If Oli was tepid in his admonition, it was probably because he is the only person party rival Madhav Kumar Nepal could credibly accuse of being pro-monarchist. (Remember that episode when Nepal cut short a foreign visit after learning that Oli had met the then monarch in what was seen as an effort to legitimize the first royal takeover. Nepal’s ‘offense’ was that he merely applied for the premiership as common candidate of the agitating parties.)
Never one to let go of an opportunity, Kamal Thapa of the Rastriya Prajatantra Party Nepal sought to burnish his monarchist credentials after having let the Hindu-statehood part of his dual agenda predominate. After meeting with the former king in Pokhara, Thapa declared that the agitation his party had already announced for February would now include the restoration of the monarchy.
Gesticulations in and around the crucial Nepali Congress meeting prompted Dahal to remind the party of its three illustrious premiers’ commitment to secularism. Bisweswar Prasad, Girija Prasad and Sushil Koirala all took religion out of the politics they preached and practiced. What were today’s Congressis smoking? Dahal’s gambit fell flat on Nepali Congress secularists, who seemed fonder of the Koiralas’ staunch anticommunism. The party’s spokesman retorted that the Nepali Congress didn’t need lectures on religion from communists.
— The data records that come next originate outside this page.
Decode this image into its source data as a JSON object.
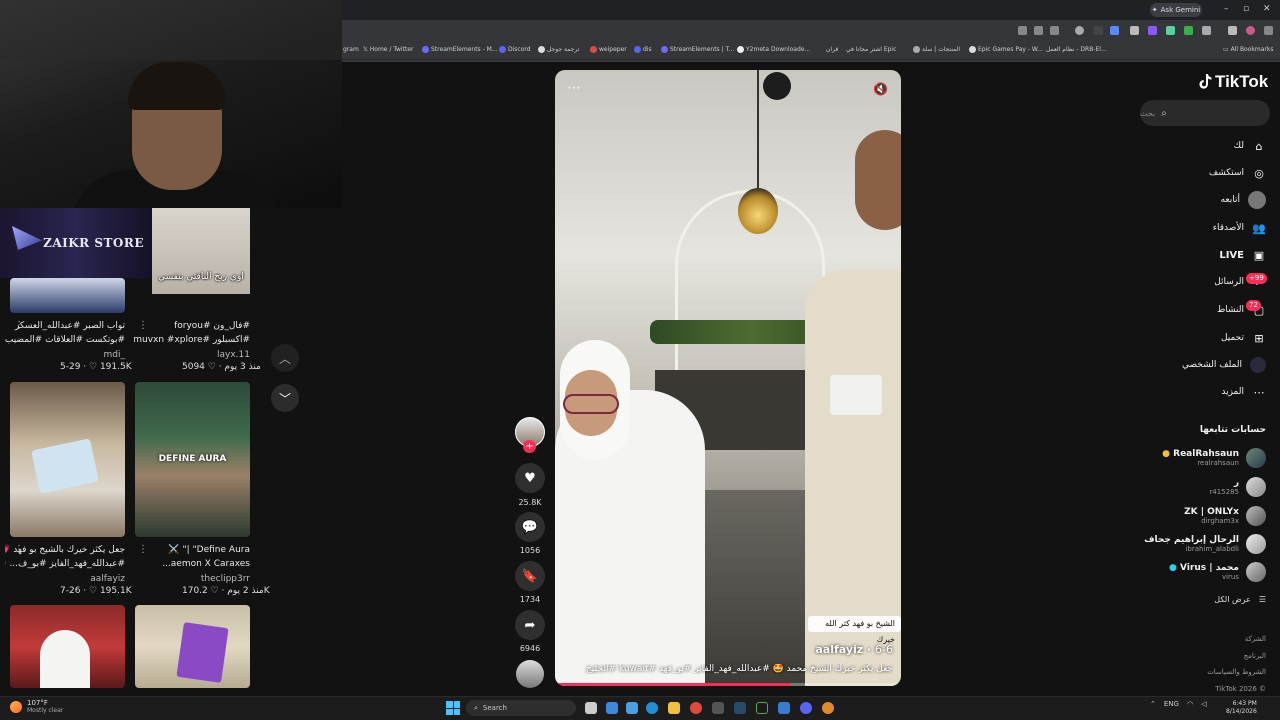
{
  "overlay": {
    "brand": "ZAIKR STORE",
    "thumb_caption": "اوي ربح الناقتي بنفسي"
  },
  "browser": {
    "gemini_label": "Ask Gemini",
    "bookmarks": [
      "gram",
      "Home / Twitter",
      "StreamElements - M...",
      "Discord",
      "ترجمة جوجل",
      "weipeper",
      "dis",
      "StreamElements | T...",
      "Y2meta Downloade...",
      "قران",
      "اشتر مجانا في Epic",
      "المنتجات | سلة",
      "Epic Games Pay - W...",
      "نظام العمل - DRB-El...",
      "All Bookmarks"
    ]
  },
  "grid": [
    {
      "caption1": "#فال_ون #foryou",
      "caption2": "#اكسبلور #muvxn #xplore",
      "author": "layx.11",
      "likes": "5094",
      "age": "منذ 3 يوم"
    },
    {
      "caption1": "تواب الصبر #عبدالله_العسكر",
      "caption2": "#بوتكست #العلاقات #المصيب...",
      "author": "mdi_",
      "likes": "191.5K",
      "age": "5-29"
    },
    {
      "caption1": "Define Aura\" |\" ⚔️",
      "caption2": "aemon X Caraxes...",
      "author": "theclipp3rr",
      "likes": "170.2K",
      "age": "منذ 2 يوم",
      "thumb_text": "DEFINE AURA"
    },
    {
      "caption1": "جعل يكثر خيرك بالشيخ بو فهد 💗",
      "caption2": "#عبدالله_فهد_الفايز #بو_ف... 🤩",
      "author": "aalfayiz",
      "likes": "195.1K",
      "age": "7-26"
    }
  ],
  "video": {
    "sticker": "الشيخ بو فهد كثر الله خيرك",
    "author": "aalfayiz",
    "date": "6-6",
    "description": "جعل يكثر خيرك الشيخ محمد 🤩 #عبدالله_فهد_الفايز #بو_فهد #kuwait #الخليج",
    "progress": 0.68
  },
  "actions": {
    "likes": "25.8K",
    "comments": "1056",
    "saves": "1734",
    "shares": "6946"
  },
  "sidebar": {
    "logo": "TikTok",
    "search_placeholder": "بحث",
    "nav": [
      {
        "label": "لك",
        "icon": "home-icon"
      },
      {
        "label": "استكشف",
        "icon": "compass-icon"
      },
      {
        "label": "أتابعه",
        "icon": "following-avatar"
      },
      {
        "label": "الأصدقاء",
        "icon": "friends-icon"
      },
      {
        "label": "LIVE",
        "icon": "live-icon"
      },
      {
        "label": "الرسائل",
        "icon": "messages-icon",
        "badge": "+99"
      },
      {
        "label": "النشاط",
        "icon": "activity-icon",
        "badge": "72"
      },
      {
        "label": "تحميل",
        "icon": "upload-icon"
      },
      {
        "label": "الملف الشخصي",
        "icon": "profile-icon"
      },
      {
        "label": "المزيد",
        "icon": "more-icon"
      }
    ],
    "following_title": "حسابات تتابعها",
    "following": [
      {
        "name": "RealRahsaun",
        "handle": "realrahsaun"
      },
      {
        "name": "ر",
        "handle": "r415285"
      },
      {
        "name": "ZK | ONLYx",
        "handle": "dirgham3x"
      },
      {
        "name": "الرحال إبراهيم جحاف",
        "handle": "ibrahim_alabdli"
      },
      {
        "name": "Virus | محمد",
        "handle": "virus"
      }
    ],
    "see_all": "عرض الكل",
    "footer": [
      "الشركة",
      "البرنامج",
      "الشروط والسياسات",
      "TikTok 2026 ©"
    ]
  },
  "taskbar": {
    "weather_temp": "107°F",
    "weather_desc": "Mostly clear",
    "search": "Search",
    "lang": "ENG",
    "time": "6:43 PM",
    "date": "8/14/2026"
  }
}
The death of Tulsi Giri while the Nepali Congress was engrossed in its conference gave that party a respite from an uncomfortable situation. A former Nepali Congress stalwart, Giri served three monarchs during the height of their assertiveness. Ideologically and temperamentally, he was more monarchist than those monarchs. As head of government, Oli offered his condolences on the passing of a predecessor. But Giri had preemptively declined state honors, cementing defiance as part of his legacy.
As we move ahead, Oli’s outreach to the Americans amid this tumult remains a key imponderable. First, it’s unclear who reached out to whom. If the Americans want Nepal’s help on North Korea – and assuming we can do something – that’s Madhav Nepal’s province, counting the number of times he has visited Pyongyang. If Oli wants to empower Madhav Nepal, it would be merely to emaciate the Dahal-Bam Dev Gautam alliance. Our prime minister realizes that it is best to let the wider geopolitical ramifications to play out among the principal external protagonists.
The fact that India and China haven’t reacted significantly to the American outreach doesn’t mean they are apathetic. The United States may consider Nepal an important component of its Indo-Pacific strategy, but New Delhi and Beijing won’t be distracted from the Quad, ASEAN and the vast expanse of salt waters. This reality dawned on Foreign Minister Pradeep Gyawali who sought to parse the US State Department’s official tweet after his meeting with Secretary Mike Pompeo into the geographical and strategic dimensions of the term ‘Indo-Pacific’.
For our immediate neighbors, the immediate interest here has been and always will be Tibet. So, any Indian and Chinese response – individual or collective – to the latest American overtures will be tailored to exigencies in the context of the advancing age of the 14th Dalai Lama. Ironically, Washington’s erratic policies have encouraged Beijing and New Delhi to work toward stabilizing bilateral relations as far as Tibet goes.
What all this suggests is that nothing is settled here. We can continue searching but we won’t get it without knowing what it is that we want, regardless of our jives, jibes or jinks.